Cryotherapy may be performed in conjunction with laser if the tear is too large for the laser treatment alone. This is usually performed in an operating theatre and is often done as a day procedure. The cryotherapy probe allows more powerful treatment to cause a reaction around the retinal tear to seal it.
The laser treatment has a success rate of approximately 90 to 95%. Most retinal tears are effectively treated and usually do not require re-treatment. There are some patients in whom the retinal tear may enlarge despite treatment and these may require further laser or cryotherapy. If a retinal detachment develops, then surgery will be required.
The patient should rest for approximately three days after the treatment, avoiding any heavy lifting or anything that may increase the blood pressure. If you suffer from hypertension, then it is important to get this checked by your General Practitioner.

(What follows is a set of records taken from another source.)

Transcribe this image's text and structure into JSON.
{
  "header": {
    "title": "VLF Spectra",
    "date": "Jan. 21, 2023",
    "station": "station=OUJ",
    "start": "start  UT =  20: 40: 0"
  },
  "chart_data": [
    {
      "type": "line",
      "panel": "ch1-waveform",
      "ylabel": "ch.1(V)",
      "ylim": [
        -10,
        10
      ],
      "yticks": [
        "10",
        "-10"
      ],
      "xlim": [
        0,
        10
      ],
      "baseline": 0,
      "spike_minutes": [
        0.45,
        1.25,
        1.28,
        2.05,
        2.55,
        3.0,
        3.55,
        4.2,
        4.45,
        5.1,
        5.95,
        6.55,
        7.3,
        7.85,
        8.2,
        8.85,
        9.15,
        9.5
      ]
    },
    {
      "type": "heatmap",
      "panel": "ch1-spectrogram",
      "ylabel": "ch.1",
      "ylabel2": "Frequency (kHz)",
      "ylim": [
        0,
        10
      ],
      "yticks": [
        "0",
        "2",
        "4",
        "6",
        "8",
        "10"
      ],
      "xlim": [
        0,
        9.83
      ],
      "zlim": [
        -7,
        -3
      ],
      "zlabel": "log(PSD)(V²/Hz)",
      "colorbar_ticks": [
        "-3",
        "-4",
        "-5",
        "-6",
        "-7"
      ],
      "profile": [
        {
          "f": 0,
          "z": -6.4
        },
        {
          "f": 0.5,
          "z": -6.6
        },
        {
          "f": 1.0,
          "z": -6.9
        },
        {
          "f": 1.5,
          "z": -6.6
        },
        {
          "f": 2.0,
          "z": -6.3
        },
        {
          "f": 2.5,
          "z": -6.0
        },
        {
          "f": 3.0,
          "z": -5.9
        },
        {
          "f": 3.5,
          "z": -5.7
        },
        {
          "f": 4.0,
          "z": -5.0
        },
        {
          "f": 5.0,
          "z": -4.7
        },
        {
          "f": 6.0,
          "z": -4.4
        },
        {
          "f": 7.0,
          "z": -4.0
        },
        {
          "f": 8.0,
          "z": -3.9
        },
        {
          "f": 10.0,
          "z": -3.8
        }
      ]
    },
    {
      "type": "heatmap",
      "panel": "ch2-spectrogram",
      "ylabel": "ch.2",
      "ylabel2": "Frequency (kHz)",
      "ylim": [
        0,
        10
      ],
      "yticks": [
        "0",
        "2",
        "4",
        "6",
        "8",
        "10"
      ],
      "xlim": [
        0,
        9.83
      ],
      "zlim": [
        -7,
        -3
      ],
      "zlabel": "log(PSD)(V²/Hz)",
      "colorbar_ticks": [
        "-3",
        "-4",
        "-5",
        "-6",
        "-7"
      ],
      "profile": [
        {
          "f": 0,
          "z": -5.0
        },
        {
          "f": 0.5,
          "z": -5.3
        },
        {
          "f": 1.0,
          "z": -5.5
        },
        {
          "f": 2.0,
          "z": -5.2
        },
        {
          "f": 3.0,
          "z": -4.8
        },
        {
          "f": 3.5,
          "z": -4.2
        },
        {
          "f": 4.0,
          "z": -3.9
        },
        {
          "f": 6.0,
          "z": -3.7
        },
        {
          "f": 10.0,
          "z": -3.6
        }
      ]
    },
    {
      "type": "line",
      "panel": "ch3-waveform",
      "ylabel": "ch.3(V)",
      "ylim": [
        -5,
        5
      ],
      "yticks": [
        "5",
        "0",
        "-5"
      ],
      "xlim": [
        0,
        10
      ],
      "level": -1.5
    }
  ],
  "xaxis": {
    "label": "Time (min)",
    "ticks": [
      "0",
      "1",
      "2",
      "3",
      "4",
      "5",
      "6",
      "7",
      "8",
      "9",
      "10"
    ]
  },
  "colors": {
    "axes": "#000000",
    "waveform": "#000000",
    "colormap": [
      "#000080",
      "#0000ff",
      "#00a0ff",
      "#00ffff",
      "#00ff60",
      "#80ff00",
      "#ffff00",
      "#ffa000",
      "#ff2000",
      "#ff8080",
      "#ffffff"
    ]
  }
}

Following the laser treatment, your vision will be blurry and the eye may ache. This usually settles over a few hours. You may take analgesics such as Panadol or Panadeine, but it is important to avoid aspirin.
You may still see flashes of light and floaters after the laser treatment. This should settle with time, but may take some weeks to months. In some cases, an occasional flash of light of floater may persist, which usually does not cause any problem.
You should watch out for any sudden onset of new flashes or floaters. It is also important to watch out for loss of vision or the impression that a curtain is coming down or going up in your line of vision. These symptoms may mean progression of the retinal tear, or the development of a retinal detachment. If you have any of these symptoms, please contact City Eye Centre on 3831 6888 as soon as possible.
Most patients take one to three days off work. If your work involves heavy lifting and straining, then a longer period of up to a week may be required.
A follow up appointment a week after the treatment is required. If there is an associated vitreous haemorrhage with a retinal tear, you may require closer monitoring. Once the retinal tear is treated, the vitreous haemorrhage should clear, though it may still take up to several weeks to some months to fully clear. The blood in the vitreous jelly usually gravitates to the bottom of the eye and is reabsorbed. If you shake your head, the vitreous haemorrhage may circulate again into the centre of the visual axis and you may notice a floater again. Any increase in the floaters should be reported as this may mean that there is further bleeding from the retinal tear.